In 13 treatment-naïve subjects on a stable dolutegravir plus abacavir/lamivudine regimen, dolutegravir concentration in CSF averaged 18 ng/mL (comparable to unbound plasma concentration, and above the IC50). Studies with abacavir demonstrate a CSF to plasma AUC ratio of between 30 to 44%. The observed values of the peak concentrations are 9-fold greater than the IC50 of abacavir of 0.08 µg/ml or 0.26 µM when abacavir is given at 600 mg twice daily. The mean ratio of CSF/serum lamivudine concentrations 2-4 hours after oral administration was approximately 12%. The true extent of CNS penetration of lamivudine and its relationship with any clinical efficacy is unknown.
Dolutegravir is present in the female and male genital tract. AUC in cervicovaginal fluid, cervical tissue and vaginal tissue were 6-10% of those in corresponding plasma at steady state. AUC in semen was 7% and 17% in rectal tissue of those in corresponding plasma at steady state.

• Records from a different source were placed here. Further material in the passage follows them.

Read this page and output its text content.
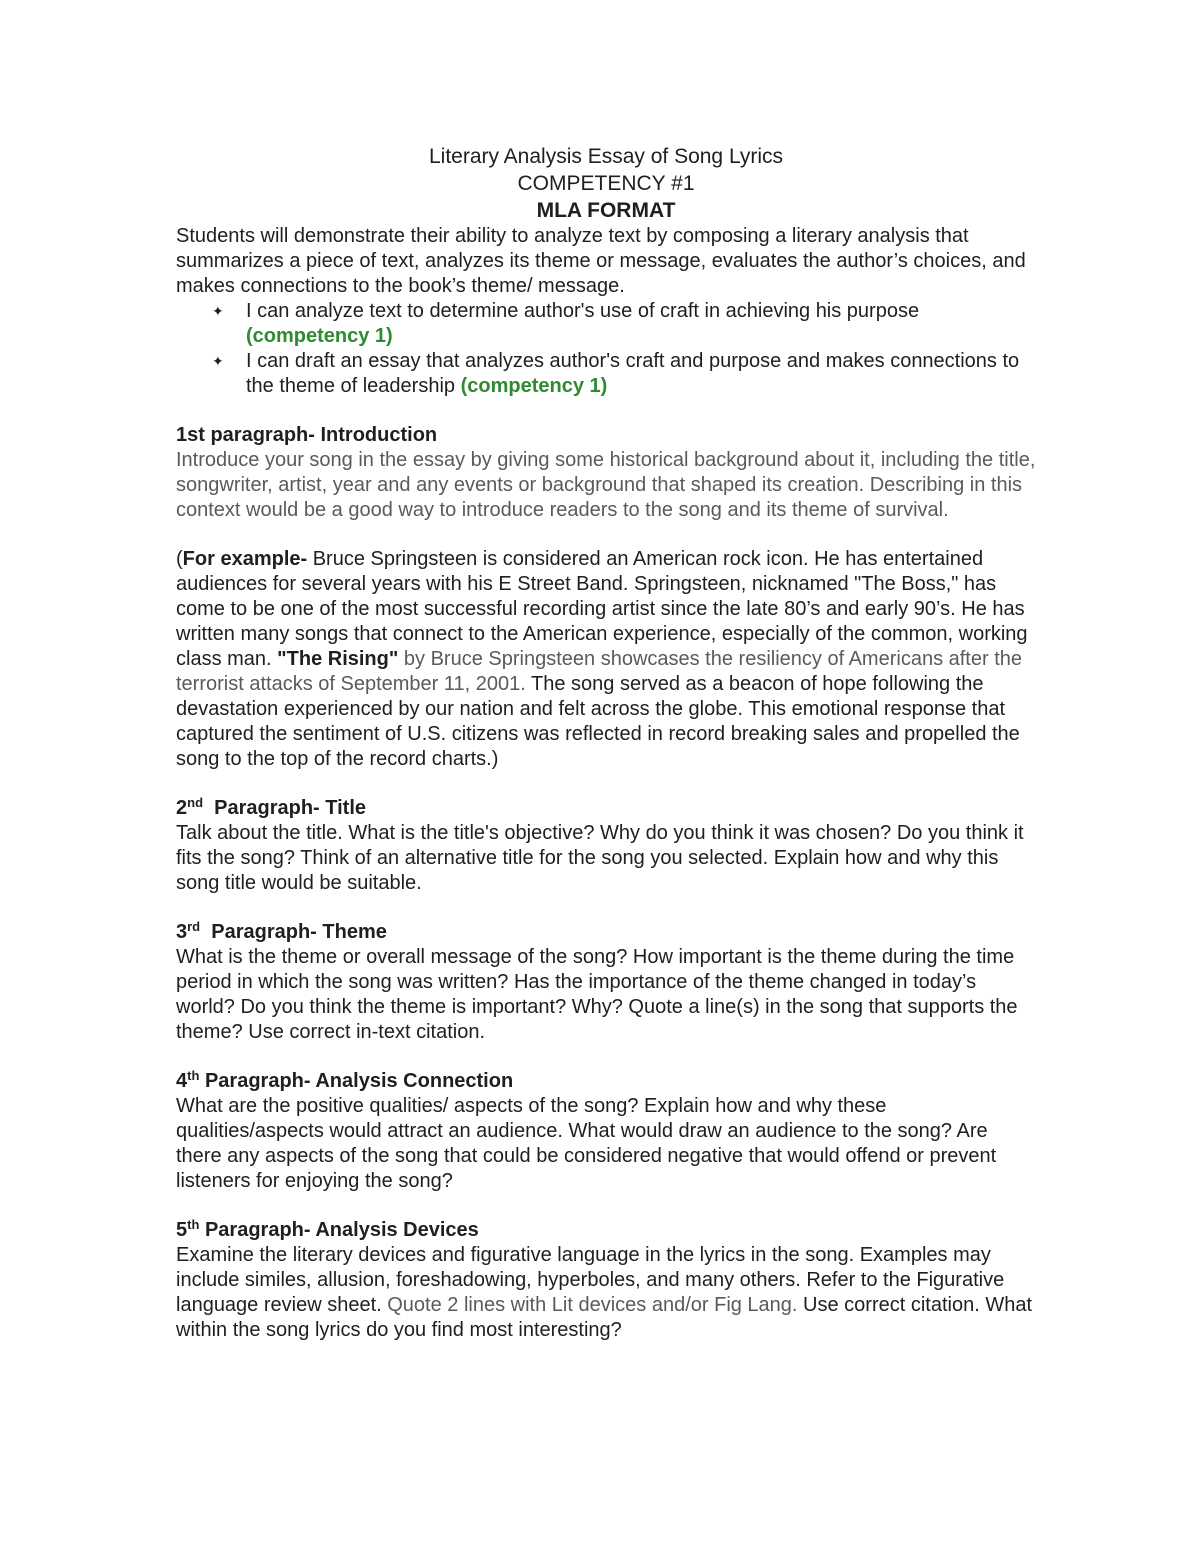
Literary Analysis Essay of Song Lyrics
COMPETENCY #1
MLA FORMAT

Students will demonstrate their ability to analyze text by composing a literary analysis that summarizes a piece of text, analyzes its theme or message, evaluates the author’s choices, and makes connections to the book’s theme/ message.

✦ I can analyze text to determine author's use of craft in achieving his purpose (competency 1)
✦ I can draft an essay that analyzes author's craft and purpose and makes connections to the theme of leadership (competency 1)
1st paragraph- Introduction

Introduce your song in the essay by giving some historical background about it, including the title, songwriter, artist, year and any events or background that shaped its creation. Describing in this context would be a good way to introduce readers to the song and its theme of survival.

(For example- Bruce Springsteen is considered an American rock icon. He has entertained audiences for several years with his E Street Band. Springsteen, nicknamed "The Boss," has come to be one of the most successful recording artist since the late 80’s and early 90’s. He has written many songs that connect to the American experience, especially of the common, working class man. "The Rising" by Bruce Springsteen showcases the resiliency of Americans after the terrorist attacks of September 11, 2001. The song served as a beacon of hope following the devastation experienced by our nation and felt across the globe. This emotional response that captured the sentiment of U.S. citizens was reflected in record breaking sales and propelled the song to the top of the record charts.)

2nd  Paragraph- Title

Talk about the title. What is the title's objective? Why do you think it was chosen? Do you think it fits the song? Think of an alternative title for the song you selected. Explain how and why this song title would be suitable.

3rd  Paragraph- Theme

What is the theme or overall message of the song? How important is the theme during the time period in which the song was written? Has the importance of the theme changed in today’s world? Do you think the theme is important? Why? Quote a line(s) in the song that supports the theme? Use correct in-text citation.

4th Paragraph- Analysis Connection

What are the positive qualities/ aspects of the song? Explain how and why these qualities/aspects would attract an audience. What would draw an audience to the song? Are there any aspects of the song that could be considered negative that would offend or prevent listeners for enjoying the song?

5th Paragraph- Analysis Devices

Examine the literary devices and figurative language in the lyrics in the song. Examples may include similes, allusion, foreshadowing, hyperboles, and many others. Refer to the Figurative language review sheet. Quote 2 lines with Lit devices and/or Fig Lang. Use correct citation. What within the song lyrics do you find most interesting?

Dolutegravir is primarily metabolised via UGT1A1 with a minor CYP3A component (9.7% of total dose administered in a human mass balance study). Dolutegravir is the predominant circulating compound in plasma; renal elimination of unchanged active substance is low (<1% of the dose). Fifty-three percent of total oral dose is excreted unchanged in the faeces. It is unknown if all or part of this is due to unabsorbed active substance or biliary excretion of the glucuronidate conjugate, which can be further degraded to form the parent compound in the gut lumen. Thirty-two percent of the total oral dose is excreted in the urine, represented by ether glucuronide of dolutegravir (18.9% of total dose), N-dealkylation metabolite (3.6% of total dose), and a metabolite formed by oxidation at the benzylic carbon (3.0% of total dose).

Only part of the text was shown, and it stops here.